Pour cela, l’une des premières étapes a donc été de lister l’ensemble des scènes du roman, dans un simple tableau Excel. Tâche ambitieuse : le manuscrit que j’avais envoyé aux éditeurs comptait 94 scènes, réparties en 16 chapitres.
J’ai ensuite analysé ce que chaque scène apportait à l’intrigue, en essayant d’avoir un œil critique. Mon système d’étiquetage était plutôt simple : qu’elle soit plaisante à lire ou pas, si la scène est un moment-clé de l’intrigue, étiquette “importante”. A l’inverse, si elle ne fait pas avancer l’histoire, étiquette “inutile”. Enfin, si certains éléments sont importants et d’autres moins, ou simplement en cas de doute, étiquette “à voir”.
Résultat de la démarche :
35 scènes “importantes”
44 scènes “à voir”
15 scènes “inutiles”
Avec un exercice qui m’avait pris moins de 2 heures, je venais de réaliser que près de 20% des scènes de mon roman ne faisaient pas avancer l’histoire. D’ores et déjà, la (non-)réponse des éditeurs m’apparaissait plus compréhensible.
Mes premières semaines de réécriture ont donc été consacrées à retravailler en profondeur l’intrigue du roman, et notamment toutes les scènes en “à voir”. Et sans mentir, c’est un travail d’imagination éreintant. Par moments, j’ai l’impression de tenter de résoudre un Rubik’s Cube par la pensée.
A chaque scène que je retire, je dois penser à la progression de l’histoire dans son ensemble, mais aussi prendre en compte la psychologie de chaque personnage et vérifier si son comportement sera crédible par rapport à son arc narratif.
Le champ des possibles est d’une richesse infinie, mais cette richesse est parfois paralysante. Mais cette fois-ci, je préfère me poser les bonnes questions en amont, plutôt que foncer de nouveau tête baissée dans l’écriture. Certains choix sont rudes, mais mieux vaut identifier les incohérences en posant les yeux sur un tableau Excel ou un synopsis de 10 pages, plutôt qu’après 400 pages de relecture.

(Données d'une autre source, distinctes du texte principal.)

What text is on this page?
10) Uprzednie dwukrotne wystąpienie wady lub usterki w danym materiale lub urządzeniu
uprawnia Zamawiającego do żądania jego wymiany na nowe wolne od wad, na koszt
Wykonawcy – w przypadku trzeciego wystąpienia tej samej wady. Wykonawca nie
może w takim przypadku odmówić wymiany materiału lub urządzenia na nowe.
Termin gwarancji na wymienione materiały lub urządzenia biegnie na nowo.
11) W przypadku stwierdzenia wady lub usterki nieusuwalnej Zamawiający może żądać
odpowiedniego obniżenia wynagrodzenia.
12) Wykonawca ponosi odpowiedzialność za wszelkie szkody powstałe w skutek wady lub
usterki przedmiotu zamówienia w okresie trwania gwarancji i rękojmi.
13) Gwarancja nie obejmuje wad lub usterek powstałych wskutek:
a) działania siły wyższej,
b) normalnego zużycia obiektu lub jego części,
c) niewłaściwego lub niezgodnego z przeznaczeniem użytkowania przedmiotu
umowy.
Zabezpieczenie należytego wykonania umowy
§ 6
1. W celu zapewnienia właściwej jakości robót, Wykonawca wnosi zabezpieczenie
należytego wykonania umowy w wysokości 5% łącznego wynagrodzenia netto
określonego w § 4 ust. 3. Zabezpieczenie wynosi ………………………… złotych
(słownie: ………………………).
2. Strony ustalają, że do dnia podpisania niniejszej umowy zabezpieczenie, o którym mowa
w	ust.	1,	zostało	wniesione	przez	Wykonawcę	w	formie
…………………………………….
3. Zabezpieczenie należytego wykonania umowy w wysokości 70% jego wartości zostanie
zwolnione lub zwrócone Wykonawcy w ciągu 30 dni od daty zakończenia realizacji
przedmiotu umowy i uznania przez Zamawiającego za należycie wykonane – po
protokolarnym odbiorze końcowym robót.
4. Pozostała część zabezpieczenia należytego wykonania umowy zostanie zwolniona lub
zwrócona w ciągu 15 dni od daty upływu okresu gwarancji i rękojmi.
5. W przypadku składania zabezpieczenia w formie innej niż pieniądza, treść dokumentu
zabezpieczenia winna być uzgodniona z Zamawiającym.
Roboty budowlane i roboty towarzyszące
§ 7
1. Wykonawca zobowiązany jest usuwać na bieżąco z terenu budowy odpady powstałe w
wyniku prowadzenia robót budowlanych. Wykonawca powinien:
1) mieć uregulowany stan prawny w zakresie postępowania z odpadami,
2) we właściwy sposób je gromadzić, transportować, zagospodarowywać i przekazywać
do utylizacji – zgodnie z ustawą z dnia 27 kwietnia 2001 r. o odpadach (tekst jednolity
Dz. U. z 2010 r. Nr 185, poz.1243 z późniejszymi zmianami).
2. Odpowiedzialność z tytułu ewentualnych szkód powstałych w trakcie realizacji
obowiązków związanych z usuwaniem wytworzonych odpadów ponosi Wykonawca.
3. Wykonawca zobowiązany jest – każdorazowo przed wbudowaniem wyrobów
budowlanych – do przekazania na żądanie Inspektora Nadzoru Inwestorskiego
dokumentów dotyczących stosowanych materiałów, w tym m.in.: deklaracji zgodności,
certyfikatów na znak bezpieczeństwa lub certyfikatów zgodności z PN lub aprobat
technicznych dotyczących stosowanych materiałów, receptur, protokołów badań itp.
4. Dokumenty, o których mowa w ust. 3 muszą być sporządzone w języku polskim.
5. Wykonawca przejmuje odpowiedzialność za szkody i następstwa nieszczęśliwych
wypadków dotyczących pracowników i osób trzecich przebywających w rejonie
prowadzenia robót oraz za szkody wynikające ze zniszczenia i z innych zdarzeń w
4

Cette étape me prend d’ailleurs bien plus de temps que je ne l’avais initialement prévu, et je n’ai toujours pas attaqué la phase de réécriture. Rude constat : un mois après avoir établi mon plan d’action, je suis déjà en retard. Mais ça va, je le vis plutôt bien : j’avais -heureusement- prévu un peu de marge. J’ai encore un peu de temps pour réussir à trouver une structure qui me plaise.
Comme disait Alexandre Souvorov, l’un des plus grands généraux de l’histoire russe : « Ce qui est difficile pendant l'entraînement sera facile pendant la bataille ».
Allez, il est temps de reprendre l’entraînement. Le compteur tourne !
J-219.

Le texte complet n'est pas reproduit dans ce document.